夏の闇鶴を抱へてゆくごとく 長谷川櫂

作者の代表作のひとつに挙げられる句であるが、なぜか句集におさめられていない。さまざまな解釈がありそうな句であるが、私がこの句を読んだときに、とっさに思い当たったのが、「鶴の恩返し」という話である。もちろん、これは日本人ならだれでも知っている有名な民話である。

お話になっているところでは、ある雪の日に、罠にかかった鶴を助けて帰ったら、後日また雪の降りつもる夜に美しい娘が家にやってくるわけだが、この句は違う。逆なのだ。季節も夏であるし、帰るどころが行ってしまうのだから。

そうすると、そもそも「鶴の恩返し」を想起するのはおかしい話になる。しかし、私にはだからこそ、この句が「物語」を越えたところに触れているように思えてならないのである。

「鶴の恩返し」という話は、おそらく民話学的には「異類婚姻譚」というカテゴリーに入れられるだけだと思う。しかし、詩の世界ではそうならない。詩の力は、カテゴリーのおよばないところをくぐってくる。それを正しく何と呼べば良いのか、私は知らない。無理矢理言うとするなら、「自然との交流」とでも言おうか。しかし、それは自然と人間というような図式に入れられる以前の「自然」との交流である。

思い込みに過ぎなければそれまでだが、「鶴の恩返し」という物語は、自然への無意識の「うしろめたさ」を解消するための仕組みとして、繰り返し、語られてきたのではないかと思う。しかし、この句の場合、そのような物語が発生する最初の出来事において、まったく逆のことをしているのである。罠にかかった鶴を助けても、家に帰るのではなく、そのまま一緒に自然のほうへ行ってしまうのだから。

言ってみれば、この句は「お話にはならない」のである。つまり、物語をその始まりに戻すのみならず、物語の制度そのものを壊しているのだ。

そう思うと、この句は一つの「態度表明」のように思える。この句は、自然に畏れおののいている人の姿でもなければ、自然を道具として利用するだけの人の姿でもなく、自然と交流を持とうとする(自然とともにあることを目的とする)人類の一つの姿を示していると思うのである。

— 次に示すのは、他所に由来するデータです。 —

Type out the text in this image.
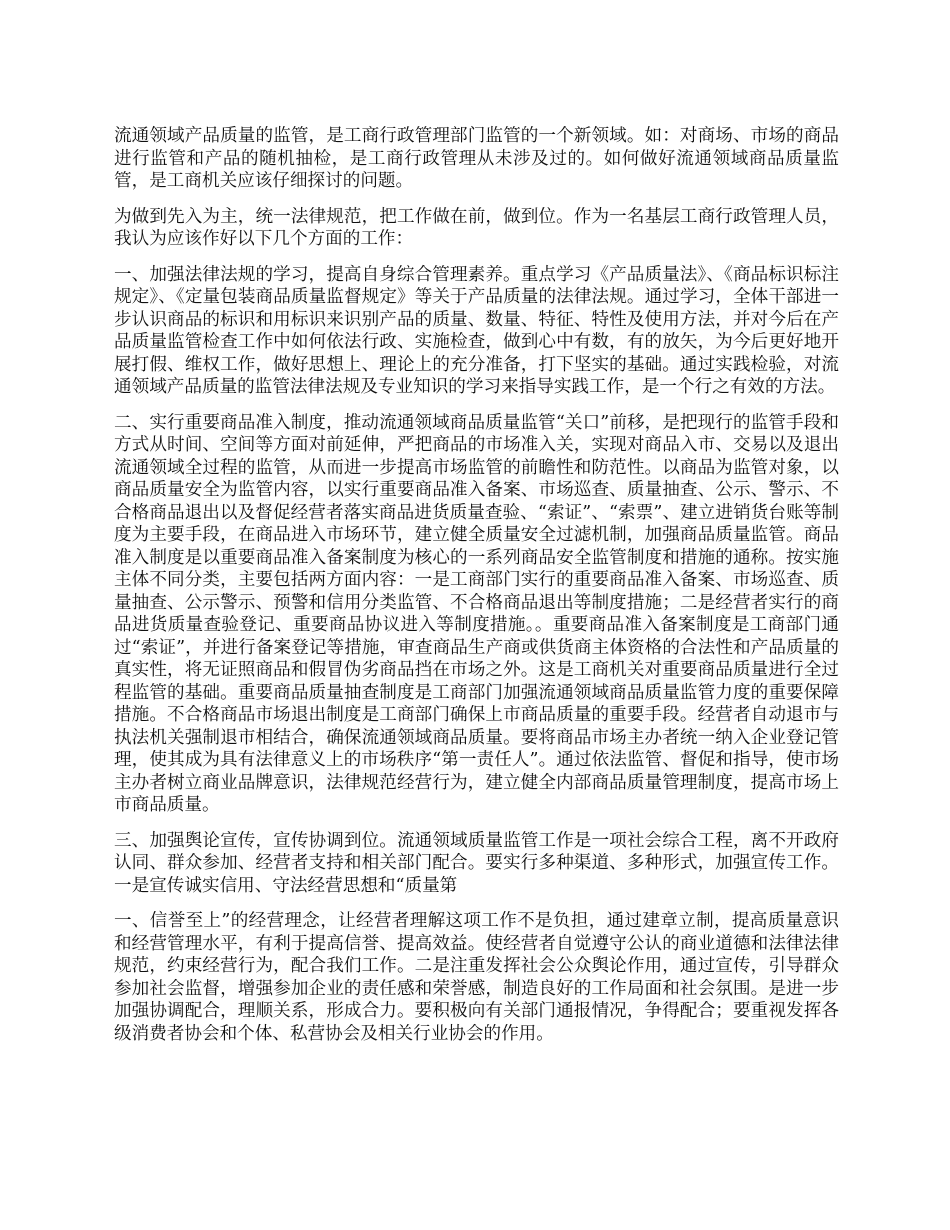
流通领域产品质量的监管，是工商行政管理部门监管的一个新领域。如：对商场、市场的商品进行监管和产品的随机抽检，是工商行政管理从未涉及过的。如何做好流通领域商品质量监管，是工商机关应该仔细探讨的问题。

为做到先入为主，统一法律规范，把工作做在前，做到位。作为一名基层工商行政管理人员，我认为应该作好以下几个方面的工作：

一、加强法律法规的学习，提高自身综合管理素养。重点学习《产品质量法》、《商品标识标注规定》、《定量包装商品质量监督规定》等关于产品质量的法律法规。通过学习，全体干部进一步认识商品的标识和用标识来识别产品的质量、数量、特征、特性及使用方法，并对今后在产品质量监管检查工作中如何依法行政、实施检查，做到心中有数，有的放矢，为今后更好地开展打假、维权工作，做好思想上、理论上的充分准备，打下坚实的基础。通过实践检验，对流通领域产品质量的监管法律法规及专业知识的学习来指导实践工作，是一个行之有效的方法。

二、实行重要商品准入制度，推动流通领域商品质量监管“关口”前移，是把现行的监管手段和方式从时间、空间等方面对前延伸，严把商品的市场准入关，实现对商品入市、交易以及退出流通领域全过程的监管，从而进一步提高市场监管的前瞻性和防范性。以商品为监管对象，以商品质量安全为监管内容，以实行重要商品准入备案、市场巡查、质量抽查、公示、警示、不合格商品退出以及督促经营者落实商品进货质量查验、“索证”、“索票”、建立进销货台账等制度为主要手段，在商品进入市场环节，建立健全质量安全过滤机制，加强商品质量监管。商品准入制度是以重要商品准入备案制度为核心的一系列商品安全监管制度和措施的通称。按实施主体不同分类，主要包括两方面内容：一是工商部门实行的重要商品准入备案、市场巡查、质量抽查、公示警示、预警和信用分类监管、不合格商品退出等制度措施；二是经营者实行的商品进货质量查验登记、重要商品协议进入等制度措施。。重要商品准入备案制度是工商部门通过“索证”，并进行备案登记等措施，审查商品生产商或供货商主体资格的合法性和产品质量的真实性，将无证照商品和假冒伪劣商品挡在市场之外。这是工商机关对重要商品质量进行全过程监管的基础。重要商品质量抽查制度是工商部门加强流通领域商品质量监管力度的重要保障措施。不合格商品市场退出制度是工商部门确保上市商品质量的重要手段。经营者自动退市与执法机关强制退市相结合，确保流通领域商品质量。要将商品市场主办者统一纳入企业登记管理，使其成为具有法律意义上的市场秩序“第一责任人”。通过依法监管、督促和指导，使市场主办者树立商业品牌意识，法律规范经营行为，建立健全内部商品质量管理制度，提高市场上市商品质量。

三、加强舆论宣传，宣传协调到位。流通领域质量监管工作是一项社会综合工程，离不开政府认同、群众参加、经营者支持和相关部门配合。要实行多种渠道、多种形式，加强宣传工作。一是宣传诚实信用、守法经营思想和“质量第

一、信誉至上”的经营理念，让经营者理解这项工作不是负担，通过建章立制，提高质量意识和经营管理水平，有利于提高信誉、提高效益。使经营者自觉遵守公认的商业道德和法律法律规范，约束经营行为，配合我们工作。二是注重发挥社会公众舆论作用，通过宣传，引导群众参加社会监督，增强参加企业的责任感和荣誉感，制造良好的工作局面和社会氛围。是进一步加强协调配合，理顺关系，形成合力。要积极向有关部门通报情况，争得配合；要重视发挥各级消费者协会和个体、私营协会及相关行业协会的作用。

とはいえ、そのような取り方をして良いものかどうか、まったく分からない(作者にはあっけなく否定されるかもしれないが・・・)。ただ、少なくとも俳句というものは、程度の差はあれ、「自然との交流」の賜物であるということは言えると思うのである。

3件のコメント

  1. すごく初歩的な質問で申し訳ないのですが、「抱へて」は「抱ひて」ではないのはどうしてでしょうか?

  2. 「抱へて」は、「かかへて」です。「いだいて」であれば、イ音便なので「抱いて」ですね。